Understanding The AutoShift
It won't be "balky' if you know exactly how to operate it, says a guy who does.
Back in our August HDT we ran a Drive Test article on a '99 Freightliner Century Refurbished Daycab, a renewed used tractor that I said had a lot going for it - except that its Eaton AutoShift transmission sometimes didn't want to go into gear.
I wondered what might be wrong with the "balky" tranny and speculated that something electronic might be to blame. Not so, according to the fleet executive who originally ordered that tractor.
Marty Fletcher, vice president of technology for US Xpress Enterprises - a fleet that has completely converted over to automated mechanical transmissions - was at the Used Truck Assn.'s convention last October in Arizona.
He was showing off a later-model tractor to attendees, and I climbed aboard and repeated my tale of woe:
"Right after starting the engine, the AutoShift sometimes failed to go from Neutral to Drive or Reverse unless I played with the controls or tapped the brake pedal," I told him.
He immediately diagnosed the problem.
"The transmission's input shaft was most likely still spinning, and it won't go into gear until the shaft has stopped spinning," he said. "The electronic controls wouldn't let it. I'll bet that the times when it did go into gear, you had coincidently kept your foot on the pedal longer, so that the shaft had time to slow down and stop. Or you had pushed the pedal down far enough to engage the clutch brake."
"Aha!" I said.
"And I think I can re-create the problem right here," he continued.
This tractor was a Volvo VNL, but its 10-speed AutoShift was the same as the one I had driven. He pushed the clutch about three-quarters of the way to the floor and quickly slipped the selector lever to D, and then to R. Sure enough, it wouldn't engage. When he punched the pedal all the way to the floor and again selected D and R, the transmission engaged promptly.
"Well, I'll be," I said.
Then I asked about another AutoShift complaint I heard from a US Xpress driver several years ago. AutoShifts were a new thing with the fleet back then, and the driver called me to say that he couldn't get the transmission to downshift enough to raise engine revs and take full advantage of the Jake brake. It annoyed him because the truck wasn't as safe as it should've been while descending long mountain grades.

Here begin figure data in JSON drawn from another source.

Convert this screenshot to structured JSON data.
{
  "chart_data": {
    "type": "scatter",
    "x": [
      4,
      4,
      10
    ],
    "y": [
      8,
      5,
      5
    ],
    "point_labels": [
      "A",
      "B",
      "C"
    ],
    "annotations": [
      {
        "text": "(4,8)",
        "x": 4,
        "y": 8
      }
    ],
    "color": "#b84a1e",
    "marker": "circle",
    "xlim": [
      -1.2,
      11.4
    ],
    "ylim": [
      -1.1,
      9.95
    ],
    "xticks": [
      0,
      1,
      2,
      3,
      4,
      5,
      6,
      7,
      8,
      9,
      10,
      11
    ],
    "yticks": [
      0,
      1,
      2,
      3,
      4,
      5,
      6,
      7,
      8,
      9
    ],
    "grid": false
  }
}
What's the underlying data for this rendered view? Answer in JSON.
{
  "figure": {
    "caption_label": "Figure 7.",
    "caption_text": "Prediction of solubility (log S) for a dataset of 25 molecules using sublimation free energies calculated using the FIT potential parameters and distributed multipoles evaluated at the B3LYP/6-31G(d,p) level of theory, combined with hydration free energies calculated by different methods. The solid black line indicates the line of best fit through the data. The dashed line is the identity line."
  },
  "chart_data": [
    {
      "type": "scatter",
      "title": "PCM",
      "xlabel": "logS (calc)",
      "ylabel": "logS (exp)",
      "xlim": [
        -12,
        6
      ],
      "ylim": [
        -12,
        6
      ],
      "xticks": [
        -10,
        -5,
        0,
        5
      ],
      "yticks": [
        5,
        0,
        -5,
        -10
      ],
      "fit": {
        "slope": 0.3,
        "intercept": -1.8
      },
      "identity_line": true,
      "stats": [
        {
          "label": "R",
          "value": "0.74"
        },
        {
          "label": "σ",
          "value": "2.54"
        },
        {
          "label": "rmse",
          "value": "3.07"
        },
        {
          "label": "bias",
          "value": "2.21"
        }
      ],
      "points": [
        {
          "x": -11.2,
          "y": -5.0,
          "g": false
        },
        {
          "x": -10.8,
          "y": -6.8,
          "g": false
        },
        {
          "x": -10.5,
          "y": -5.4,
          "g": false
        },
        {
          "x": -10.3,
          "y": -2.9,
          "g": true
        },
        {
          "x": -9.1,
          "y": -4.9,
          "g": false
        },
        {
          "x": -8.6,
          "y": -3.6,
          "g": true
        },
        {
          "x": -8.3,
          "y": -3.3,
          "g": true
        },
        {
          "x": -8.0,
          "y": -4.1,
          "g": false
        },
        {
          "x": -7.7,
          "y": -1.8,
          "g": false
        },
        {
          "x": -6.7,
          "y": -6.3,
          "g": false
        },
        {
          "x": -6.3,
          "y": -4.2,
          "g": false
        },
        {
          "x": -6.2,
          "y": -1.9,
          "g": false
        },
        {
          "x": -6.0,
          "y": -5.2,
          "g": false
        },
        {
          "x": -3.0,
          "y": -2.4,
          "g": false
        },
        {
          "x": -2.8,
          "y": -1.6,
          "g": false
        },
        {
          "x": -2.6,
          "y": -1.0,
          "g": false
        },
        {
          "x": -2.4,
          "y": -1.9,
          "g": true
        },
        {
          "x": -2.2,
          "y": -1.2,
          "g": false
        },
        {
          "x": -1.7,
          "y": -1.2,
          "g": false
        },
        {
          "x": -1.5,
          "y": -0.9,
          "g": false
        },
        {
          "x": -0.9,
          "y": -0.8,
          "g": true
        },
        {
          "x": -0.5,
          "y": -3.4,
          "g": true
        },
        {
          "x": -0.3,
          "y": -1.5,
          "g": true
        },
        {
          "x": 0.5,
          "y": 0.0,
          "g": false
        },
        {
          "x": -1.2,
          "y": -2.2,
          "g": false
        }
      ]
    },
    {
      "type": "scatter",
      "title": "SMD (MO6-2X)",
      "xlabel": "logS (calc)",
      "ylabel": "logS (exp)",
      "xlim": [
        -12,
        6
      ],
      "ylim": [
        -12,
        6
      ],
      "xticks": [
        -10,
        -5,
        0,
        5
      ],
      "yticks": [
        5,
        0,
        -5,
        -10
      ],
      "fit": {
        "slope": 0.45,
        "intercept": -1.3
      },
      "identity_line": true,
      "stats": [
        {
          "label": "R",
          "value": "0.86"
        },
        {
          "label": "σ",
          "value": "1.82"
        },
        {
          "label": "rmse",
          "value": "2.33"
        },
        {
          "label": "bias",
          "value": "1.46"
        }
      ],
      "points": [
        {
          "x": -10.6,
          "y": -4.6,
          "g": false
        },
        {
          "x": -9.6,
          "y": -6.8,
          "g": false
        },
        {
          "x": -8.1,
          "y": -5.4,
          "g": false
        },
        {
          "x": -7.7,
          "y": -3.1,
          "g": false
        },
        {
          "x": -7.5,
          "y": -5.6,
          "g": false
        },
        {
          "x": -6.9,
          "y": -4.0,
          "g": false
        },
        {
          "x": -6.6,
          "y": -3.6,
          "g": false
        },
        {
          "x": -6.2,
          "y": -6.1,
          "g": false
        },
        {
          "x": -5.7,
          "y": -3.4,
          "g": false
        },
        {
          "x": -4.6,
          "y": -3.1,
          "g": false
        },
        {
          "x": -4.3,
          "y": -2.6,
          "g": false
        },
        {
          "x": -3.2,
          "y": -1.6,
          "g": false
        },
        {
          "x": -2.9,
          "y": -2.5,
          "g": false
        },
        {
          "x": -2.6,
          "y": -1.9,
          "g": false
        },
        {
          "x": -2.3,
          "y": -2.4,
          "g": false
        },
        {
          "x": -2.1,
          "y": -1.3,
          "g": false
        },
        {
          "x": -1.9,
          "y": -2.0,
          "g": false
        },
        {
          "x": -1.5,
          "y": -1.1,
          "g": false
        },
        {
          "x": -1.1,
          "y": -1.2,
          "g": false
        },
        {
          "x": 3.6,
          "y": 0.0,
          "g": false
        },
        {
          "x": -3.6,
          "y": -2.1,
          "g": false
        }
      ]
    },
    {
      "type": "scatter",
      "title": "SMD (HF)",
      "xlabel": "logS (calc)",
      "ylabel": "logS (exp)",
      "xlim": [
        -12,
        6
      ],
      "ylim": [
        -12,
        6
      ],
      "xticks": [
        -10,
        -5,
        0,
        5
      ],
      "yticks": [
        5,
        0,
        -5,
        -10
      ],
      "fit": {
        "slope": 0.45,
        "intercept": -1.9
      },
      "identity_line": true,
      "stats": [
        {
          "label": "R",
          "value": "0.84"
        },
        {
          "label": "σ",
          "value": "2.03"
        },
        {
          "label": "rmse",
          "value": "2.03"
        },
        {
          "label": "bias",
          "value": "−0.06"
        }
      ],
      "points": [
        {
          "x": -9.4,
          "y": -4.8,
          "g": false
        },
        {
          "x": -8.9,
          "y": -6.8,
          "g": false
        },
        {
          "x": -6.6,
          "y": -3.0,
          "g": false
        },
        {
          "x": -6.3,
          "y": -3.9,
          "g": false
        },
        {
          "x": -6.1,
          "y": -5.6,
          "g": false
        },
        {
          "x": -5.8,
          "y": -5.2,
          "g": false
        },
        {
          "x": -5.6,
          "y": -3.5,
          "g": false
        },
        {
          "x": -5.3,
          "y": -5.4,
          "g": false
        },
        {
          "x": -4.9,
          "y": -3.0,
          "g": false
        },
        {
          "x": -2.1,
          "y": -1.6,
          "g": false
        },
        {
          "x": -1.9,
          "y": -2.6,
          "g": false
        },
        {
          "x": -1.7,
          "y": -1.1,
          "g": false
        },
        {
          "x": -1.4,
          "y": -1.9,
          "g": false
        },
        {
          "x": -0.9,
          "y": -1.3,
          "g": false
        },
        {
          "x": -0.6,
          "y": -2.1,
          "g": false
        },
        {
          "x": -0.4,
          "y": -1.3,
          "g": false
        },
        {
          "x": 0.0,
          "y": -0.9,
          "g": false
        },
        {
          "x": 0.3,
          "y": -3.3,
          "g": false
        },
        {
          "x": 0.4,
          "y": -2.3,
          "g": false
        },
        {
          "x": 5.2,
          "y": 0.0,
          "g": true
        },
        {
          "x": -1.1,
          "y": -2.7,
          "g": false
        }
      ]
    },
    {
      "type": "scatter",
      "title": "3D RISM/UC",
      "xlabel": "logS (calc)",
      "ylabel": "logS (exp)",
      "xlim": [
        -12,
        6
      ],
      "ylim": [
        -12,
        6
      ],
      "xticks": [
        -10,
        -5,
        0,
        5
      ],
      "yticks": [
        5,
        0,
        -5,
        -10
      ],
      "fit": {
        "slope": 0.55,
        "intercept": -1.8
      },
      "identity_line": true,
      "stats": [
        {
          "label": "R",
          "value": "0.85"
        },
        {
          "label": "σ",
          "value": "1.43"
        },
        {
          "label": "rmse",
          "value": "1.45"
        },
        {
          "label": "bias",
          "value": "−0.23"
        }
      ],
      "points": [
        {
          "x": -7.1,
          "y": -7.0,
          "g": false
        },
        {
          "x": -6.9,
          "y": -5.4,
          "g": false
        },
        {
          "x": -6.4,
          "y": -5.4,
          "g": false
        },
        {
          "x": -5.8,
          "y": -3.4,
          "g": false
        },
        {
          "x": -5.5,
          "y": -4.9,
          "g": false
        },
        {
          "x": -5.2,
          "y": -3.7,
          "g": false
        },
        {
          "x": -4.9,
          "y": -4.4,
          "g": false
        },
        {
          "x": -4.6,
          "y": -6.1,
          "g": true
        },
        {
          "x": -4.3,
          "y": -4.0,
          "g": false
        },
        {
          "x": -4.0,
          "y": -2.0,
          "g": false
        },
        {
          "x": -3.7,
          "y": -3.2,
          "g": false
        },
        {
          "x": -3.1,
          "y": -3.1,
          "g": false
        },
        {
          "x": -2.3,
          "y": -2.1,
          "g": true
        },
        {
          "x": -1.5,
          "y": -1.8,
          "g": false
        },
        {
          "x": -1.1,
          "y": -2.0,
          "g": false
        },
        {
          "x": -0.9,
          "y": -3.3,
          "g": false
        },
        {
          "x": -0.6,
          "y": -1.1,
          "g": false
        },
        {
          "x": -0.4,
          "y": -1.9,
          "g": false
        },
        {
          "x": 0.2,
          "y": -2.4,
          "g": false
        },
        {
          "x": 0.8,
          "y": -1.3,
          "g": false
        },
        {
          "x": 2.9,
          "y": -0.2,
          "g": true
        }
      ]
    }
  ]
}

"That tells me we didn't do a good job communicating to that driver how to operate the truck," Fletcher said.
Then he explained how it should be done: The way to prompt a maximum-performance downshift is not by thumbing the "down" arrow on the selector's T-handle, as I had suggested to that driver. Yes, the arrow will cause a downshift, but it will be conservative and the engine will be well under its redline.
Instead, you simply pull the selector into Low. If the electronic brain figures it can downshift without overrevving the engine, it'll quickly order the shifter servos to grab the next lower gear, meanwhile raising rpms right about to governed speed. And it'll keep downshifting, letting the Jake work hard all the way into 1st if you want the truck to slow down that much.
He demonstrated with the Volvo, which he was bobtailing around a parking lot so he could concentrate on his instructing without worrying about a trailer. At about 20 mph and 5th gear, he pulled the selector into Low and the Autoshift began gearing down, raising engine revs high and letting the Jake slow us to a crawl. Every downshift was flawless and fast - smoother and faster than most drivers could ever do 'em.
So, although the AutoShift can make a driver's job easier, he or she needs to know how to get the most from it and avoid glitches like I ran into, Fletcher said.
I got a lot out of Fletcher's instruction, and now I wouldn't think twice before buying a truck with the AutoShift.